Non mi manca niente, ho fatto questa scelta di vita. Anzi, è una fortuna alla mia età girare il mondo e fare queste esperienze. Poi, sì, ogni tanto c’è la voglia di tornare a casa.

I suoi genitori sono molto discreti. Niente a che vedere con il «padre-tiranno» di Agassi descritto in «Open»…
Loro mi hanno insegnato fin da piccolo a essere indipendente. Mi seguono, ma non si intromettono. Sanno che ci sono i maestri.

In una recente intervista, scherzando, ha detto che era un «rompiballe»…
Quando volevo una cosa andavo già a prendermela. Ero così anche nello sci. Ma fuori dall’agonismo scherzavo e giocavo tanto. In realtà non sono cambiato, fuori dal campo sono ancora adesso un bambino, mi diverto un sacco ed è anche giusto a questa età. Anzi, spero di restare un “bambino” il più a lungo possibile.

È il suo modo per stemperare le tensioni agonistiche?
Sì, più vinci e più sale la tensione su dite, le cose attorno ti cambiano, anche fuori dal campo: le interviste, le persone che parlano di te. Finora sto gestendo tutto abbastanza bene.

Dopo l’exploit di Anversa e il trionfo di Milano le pressioni sono enormi…
È normale che ci siano, si tratta di gestirle nel modo migliore. È cambiato molto all’esterno, ma non sono cambiato io.

Però ha abituato bene e ora le aspettative dei tifosi sono alte.

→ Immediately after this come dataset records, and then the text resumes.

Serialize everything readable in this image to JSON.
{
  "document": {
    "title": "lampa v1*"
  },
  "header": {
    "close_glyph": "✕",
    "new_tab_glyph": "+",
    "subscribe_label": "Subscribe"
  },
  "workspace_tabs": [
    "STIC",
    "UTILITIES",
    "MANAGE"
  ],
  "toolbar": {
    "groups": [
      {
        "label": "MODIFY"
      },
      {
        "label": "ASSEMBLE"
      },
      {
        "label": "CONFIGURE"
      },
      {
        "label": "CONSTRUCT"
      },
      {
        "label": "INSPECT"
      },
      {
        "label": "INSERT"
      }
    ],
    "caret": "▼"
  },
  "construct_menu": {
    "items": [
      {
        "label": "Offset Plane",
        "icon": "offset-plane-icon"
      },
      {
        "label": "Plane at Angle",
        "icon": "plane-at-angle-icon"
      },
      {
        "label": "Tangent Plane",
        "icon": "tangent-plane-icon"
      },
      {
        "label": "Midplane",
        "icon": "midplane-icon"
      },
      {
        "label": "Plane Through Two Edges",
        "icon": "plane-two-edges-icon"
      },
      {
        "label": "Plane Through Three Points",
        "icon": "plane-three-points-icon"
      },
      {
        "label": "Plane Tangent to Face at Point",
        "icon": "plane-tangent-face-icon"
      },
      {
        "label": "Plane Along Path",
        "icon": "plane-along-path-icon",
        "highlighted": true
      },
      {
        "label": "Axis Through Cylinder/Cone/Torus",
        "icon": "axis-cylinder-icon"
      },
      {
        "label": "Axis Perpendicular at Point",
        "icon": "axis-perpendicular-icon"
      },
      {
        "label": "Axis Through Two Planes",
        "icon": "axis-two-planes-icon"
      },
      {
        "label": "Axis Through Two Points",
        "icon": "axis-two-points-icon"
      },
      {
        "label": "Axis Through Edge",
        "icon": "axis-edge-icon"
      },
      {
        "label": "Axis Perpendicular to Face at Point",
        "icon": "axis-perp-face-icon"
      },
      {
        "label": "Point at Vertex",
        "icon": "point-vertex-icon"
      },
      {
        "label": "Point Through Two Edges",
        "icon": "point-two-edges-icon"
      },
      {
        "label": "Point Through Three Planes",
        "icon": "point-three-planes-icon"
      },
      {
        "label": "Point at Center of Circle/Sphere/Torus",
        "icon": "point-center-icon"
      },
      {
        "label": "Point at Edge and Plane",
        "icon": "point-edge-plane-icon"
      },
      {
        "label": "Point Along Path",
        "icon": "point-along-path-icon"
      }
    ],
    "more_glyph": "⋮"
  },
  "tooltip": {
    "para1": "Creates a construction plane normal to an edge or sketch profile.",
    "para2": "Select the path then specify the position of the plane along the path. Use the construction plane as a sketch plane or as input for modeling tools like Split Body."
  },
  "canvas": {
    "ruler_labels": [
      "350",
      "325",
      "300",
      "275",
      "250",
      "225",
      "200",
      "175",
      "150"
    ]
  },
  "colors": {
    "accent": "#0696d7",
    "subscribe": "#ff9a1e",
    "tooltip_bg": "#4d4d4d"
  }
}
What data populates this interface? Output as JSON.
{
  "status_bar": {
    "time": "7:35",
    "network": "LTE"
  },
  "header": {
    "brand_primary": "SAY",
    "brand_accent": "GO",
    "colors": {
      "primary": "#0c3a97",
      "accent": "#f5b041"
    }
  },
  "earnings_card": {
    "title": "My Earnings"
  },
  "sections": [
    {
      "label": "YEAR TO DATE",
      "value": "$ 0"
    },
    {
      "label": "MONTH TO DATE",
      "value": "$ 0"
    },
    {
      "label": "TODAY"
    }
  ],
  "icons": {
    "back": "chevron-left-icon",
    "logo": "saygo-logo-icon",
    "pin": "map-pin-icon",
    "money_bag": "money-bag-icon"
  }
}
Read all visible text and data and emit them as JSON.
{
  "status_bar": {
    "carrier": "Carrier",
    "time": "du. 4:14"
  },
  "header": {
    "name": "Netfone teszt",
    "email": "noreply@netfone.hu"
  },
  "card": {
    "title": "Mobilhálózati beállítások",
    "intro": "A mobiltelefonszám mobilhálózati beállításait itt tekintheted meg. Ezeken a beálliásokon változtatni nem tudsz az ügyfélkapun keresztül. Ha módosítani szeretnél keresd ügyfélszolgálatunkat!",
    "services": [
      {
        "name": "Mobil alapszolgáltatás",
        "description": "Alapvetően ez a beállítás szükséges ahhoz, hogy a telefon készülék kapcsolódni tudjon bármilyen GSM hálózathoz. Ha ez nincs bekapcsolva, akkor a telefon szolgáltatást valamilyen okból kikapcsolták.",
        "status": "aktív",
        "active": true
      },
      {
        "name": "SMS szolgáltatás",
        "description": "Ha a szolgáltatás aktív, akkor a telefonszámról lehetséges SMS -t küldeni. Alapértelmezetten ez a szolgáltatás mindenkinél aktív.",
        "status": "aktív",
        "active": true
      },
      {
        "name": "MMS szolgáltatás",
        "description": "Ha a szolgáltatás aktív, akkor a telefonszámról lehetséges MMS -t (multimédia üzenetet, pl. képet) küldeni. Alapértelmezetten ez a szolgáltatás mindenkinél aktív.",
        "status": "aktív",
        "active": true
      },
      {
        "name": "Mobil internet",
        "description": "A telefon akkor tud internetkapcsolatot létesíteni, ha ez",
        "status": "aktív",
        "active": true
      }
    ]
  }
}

Non è un rischio?
Mi rendo conto che quando inizi a vincere, poi fa strano quando perdi. E magari qualcuno arriva pure a criticarti, non rendendosi conto di quanto è difficile il nostro sport. La soluzione? Te ne devi fregare e pensare solo a quello che fai.

Il 2019 e stato anche l’anno di Matteo Berrettini. Potendo, cosa gli «ruberebbe»?
La continuità. Lui riesce a mantenere nell’intera partita un rendimento altissimo. Io invece sono ancora discontinuo a grandi livelli. Lo si è visto con Wawrinka agli US Open.

In compenso ha la dote innata di restare lucido e calmo nei momenti determinanti.
Merito dei miei genitori. Ho preso il loro carattere.

Nel resto del Paese invece impazza da tempo la Sinner-mania. Molti la volevano già in nazionale per la Coppa Davis…
In realtà Barazzutti (il capitano dell’Italia, ndr) dopo Milano me lo ha chiesto, ma con il mio staff abbiamo preferito rinunciare. Quest’anno ho giocato tanto e credo che adesso sia giusto concentrarmi sulla preparazione della nuova stagione.

In Alto Adige qualcuno discute di doppio passaporto. Ma lei si sente italiano, giusto?
Io mi sento e sono italiano. Totalmente. Ancor di più da quando vivo a Bordighera. Ormai parlo italiano quasi meglio che tedesco. Mi piacerebbe giocare con l’Italia la Davis e magari anche vincerla non sarebbe male.